Happiness. It's relative.

My friend opened the truck door, looked up at me and said, “How do you drive such a big vehicle?” And I paused for a long minute and then said, with a perfectly straight face, “I’m tough.”
Then I told her that there is an axe in the side pocket of the driver’s side door in case we want to cut down a tree on the way to the swimming pool or cause some other kind of mayhem.
These are moments to treasure – when you realize that you very well could become unhinged, but you haven’t yet. Just moments earlier, I’d encountered both ends of my street being blocked off by orange cones and big public works trucks. I felt the hinges loosening quite a bit then. Workmen at one end of the street were digging a hole between the curb and the sidewalk. At the other end, workmen were standing in the street watching water jet out of a hydrant. They shrugged when I asked if they’d coordinated their efforts so the street wouldn’t be entirely inaccessible to the people who lived on it.

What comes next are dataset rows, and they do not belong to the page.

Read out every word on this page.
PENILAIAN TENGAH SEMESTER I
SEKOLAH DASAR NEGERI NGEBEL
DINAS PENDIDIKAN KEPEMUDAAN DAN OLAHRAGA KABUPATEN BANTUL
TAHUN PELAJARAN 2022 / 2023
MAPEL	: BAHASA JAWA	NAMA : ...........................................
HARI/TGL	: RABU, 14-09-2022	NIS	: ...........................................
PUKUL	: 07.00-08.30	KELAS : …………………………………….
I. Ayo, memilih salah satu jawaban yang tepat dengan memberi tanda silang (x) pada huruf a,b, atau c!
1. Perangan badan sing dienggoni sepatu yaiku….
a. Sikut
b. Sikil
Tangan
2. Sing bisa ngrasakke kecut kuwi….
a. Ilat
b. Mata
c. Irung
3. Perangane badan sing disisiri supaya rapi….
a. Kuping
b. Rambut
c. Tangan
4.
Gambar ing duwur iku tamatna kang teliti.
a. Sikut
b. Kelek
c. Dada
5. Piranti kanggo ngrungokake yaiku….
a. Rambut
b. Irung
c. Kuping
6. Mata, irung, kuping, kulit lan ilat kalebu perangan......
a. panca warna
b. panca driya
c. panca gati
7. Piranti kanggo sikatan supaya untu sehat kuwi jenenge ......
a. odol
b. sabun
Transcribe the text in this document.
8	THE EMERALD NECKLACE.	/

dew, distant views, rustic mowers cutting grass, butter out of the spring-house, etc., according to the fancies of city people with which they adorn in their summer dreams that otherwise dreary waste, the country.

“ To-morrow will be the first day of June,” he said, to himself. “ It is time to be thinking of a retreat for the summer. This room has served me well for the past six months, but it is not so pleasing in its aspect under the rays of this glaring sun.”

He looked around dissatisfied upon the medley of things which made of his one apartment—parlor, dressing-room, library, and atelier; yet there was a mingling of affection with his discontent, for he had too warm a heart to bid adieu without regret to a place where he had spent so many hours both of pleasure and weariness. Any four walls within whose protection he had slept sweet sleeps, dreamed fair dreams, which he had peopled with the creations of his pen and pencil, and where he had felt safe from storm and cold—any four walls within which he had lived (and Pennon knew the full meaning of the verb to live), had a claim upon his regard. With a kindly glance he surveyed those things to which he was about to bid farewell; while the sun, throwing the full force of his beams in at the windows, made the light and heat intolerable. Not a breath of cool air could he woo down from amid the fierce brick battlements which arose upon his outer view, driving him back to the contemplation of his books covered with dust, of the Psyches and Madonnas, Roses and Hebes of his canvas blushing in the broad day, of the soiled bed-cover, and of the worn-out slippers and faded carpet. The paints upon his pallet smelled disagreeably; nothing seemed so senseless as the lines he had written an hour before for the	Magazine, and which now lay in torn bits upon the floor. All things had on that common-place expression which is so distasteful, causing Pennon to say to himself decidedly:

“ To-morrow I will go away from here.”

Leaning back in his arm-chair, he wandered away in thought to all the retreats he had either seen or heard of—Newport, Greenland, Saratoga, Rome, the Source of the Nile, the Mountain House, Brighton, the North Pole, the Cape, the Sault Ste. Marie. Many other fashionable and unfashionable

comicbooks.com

There was repeated shrugging. Rehearsed almost. To the same beat.
I could feel my sarcastic body language bubbling over.
Ultimately, I had civil conversations with all of the workmen although the definition of civil may need to be stretched just a hair. They weren’t impressed with my truck-inspired toughness, nor did they know about the axe in the side pocket of the driver’s side door. The water workmen were willing to negotiate a deal which would allow me to move certain cones in order to park on my street as long as I moved the cones back. It felt like opening the Strait of Hormuz.
Today tough old lady in a truck. Tomorrow sweet old lady in a sedan, no axe. We are who we pretend to be.